Great job Beth! It sounds like you are doing an amazing job!
When my husband and I got married not quite seven years ago, I knew how to brown ground beef, cook boneless skinless chicken breast, and add a helper box and warm up a vegetable. And that was what we ate, along with peanut butter and jelly sandwiches. Luckily for us, my skill set has improved over the years.
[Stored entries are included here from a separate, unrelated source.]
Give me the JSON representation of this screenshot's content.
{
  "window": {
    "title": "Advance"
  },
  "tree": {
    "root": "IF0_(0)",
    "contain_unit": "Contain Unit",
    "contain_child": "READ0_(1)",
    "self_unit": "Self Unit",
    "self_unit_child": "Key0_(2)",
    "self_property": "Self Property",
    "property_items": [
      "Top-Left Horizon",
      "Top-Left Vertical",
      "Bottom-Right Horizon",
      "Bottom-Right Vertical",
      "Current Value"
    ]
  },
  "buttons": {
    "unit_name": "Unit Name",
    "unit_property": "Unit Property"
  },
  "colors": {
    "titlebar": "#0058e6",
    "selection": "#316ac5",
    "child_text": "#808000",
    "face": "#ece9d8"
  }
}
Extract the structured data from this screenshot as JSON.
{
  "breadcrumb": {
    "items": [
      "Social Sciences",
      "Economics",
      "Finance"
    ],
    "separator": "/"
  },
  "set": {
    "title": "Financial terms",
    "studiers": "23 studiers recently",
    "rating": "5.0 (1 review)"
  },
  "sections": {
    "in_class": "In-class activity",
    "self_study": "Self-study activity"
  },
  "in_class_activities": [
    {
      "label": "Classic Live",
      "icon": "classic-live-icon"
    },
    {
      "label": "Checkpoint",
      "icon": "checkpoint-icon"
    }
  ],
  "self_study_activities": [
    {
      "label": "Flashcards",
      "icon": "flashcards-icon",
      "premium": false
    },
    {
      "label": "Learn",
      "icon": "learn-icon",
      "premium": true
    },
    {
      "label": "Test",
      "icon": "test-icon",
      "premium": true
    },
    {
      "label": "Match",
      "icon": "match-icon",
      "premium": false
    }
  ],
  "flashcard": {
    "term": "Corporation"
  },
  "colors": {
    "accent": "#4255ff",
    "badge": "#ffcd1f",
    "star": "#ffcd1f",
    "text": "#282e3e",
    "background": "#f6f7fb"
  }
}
We went through a coupon phase as well, with lots of boxes, although my coupon phase was not as financially successful as yours sounds. I actually spent more money because I was jumping on so many “deals”. I’ve mostly backed off of coupons, although we still use them for the toiletries and paper products we still use.
So then I started making more and more from scratch. I took it slowly, and I’m a completely different person in terms of food than I was seven years ago, but from month to month there isn’t much change. I think the only new thing I did last month was cook with eggplant. But even one change a month is something.
We’re still on a really limited budget, which I have been tracking in excel for a few months now to keep me more on track (thanks for that idea of where you grocery money is really going – I loved that post!), but I can actually get a lot for the money if I spend it wisely, and don’t freak out about having 2/3 of my budget gone in the first week from stocking up on basic pantry staples.
Slow and steady change, that’s what I’m working on. Thanks for all the motivation here! I don’t comment often, but I love reading!
It’s all those little, seemingly unimportant changes that add up to be big ones in the long run. Buying a different peanut butter. Trying a new butter. It all makes a difference!
I appreciate you taking the time to comment Katherine. 🙂 Thank you for reading and supporting Crumbs!
PS – that “where’s your money going” post still gets me too, lol.
Thank you so much for sharing your story ! What an encouragement 🙂
You’re most welcome!!
My wife frequently quotes her mother, who always declared that it is the kitchen that makes it breaks a family’s finances.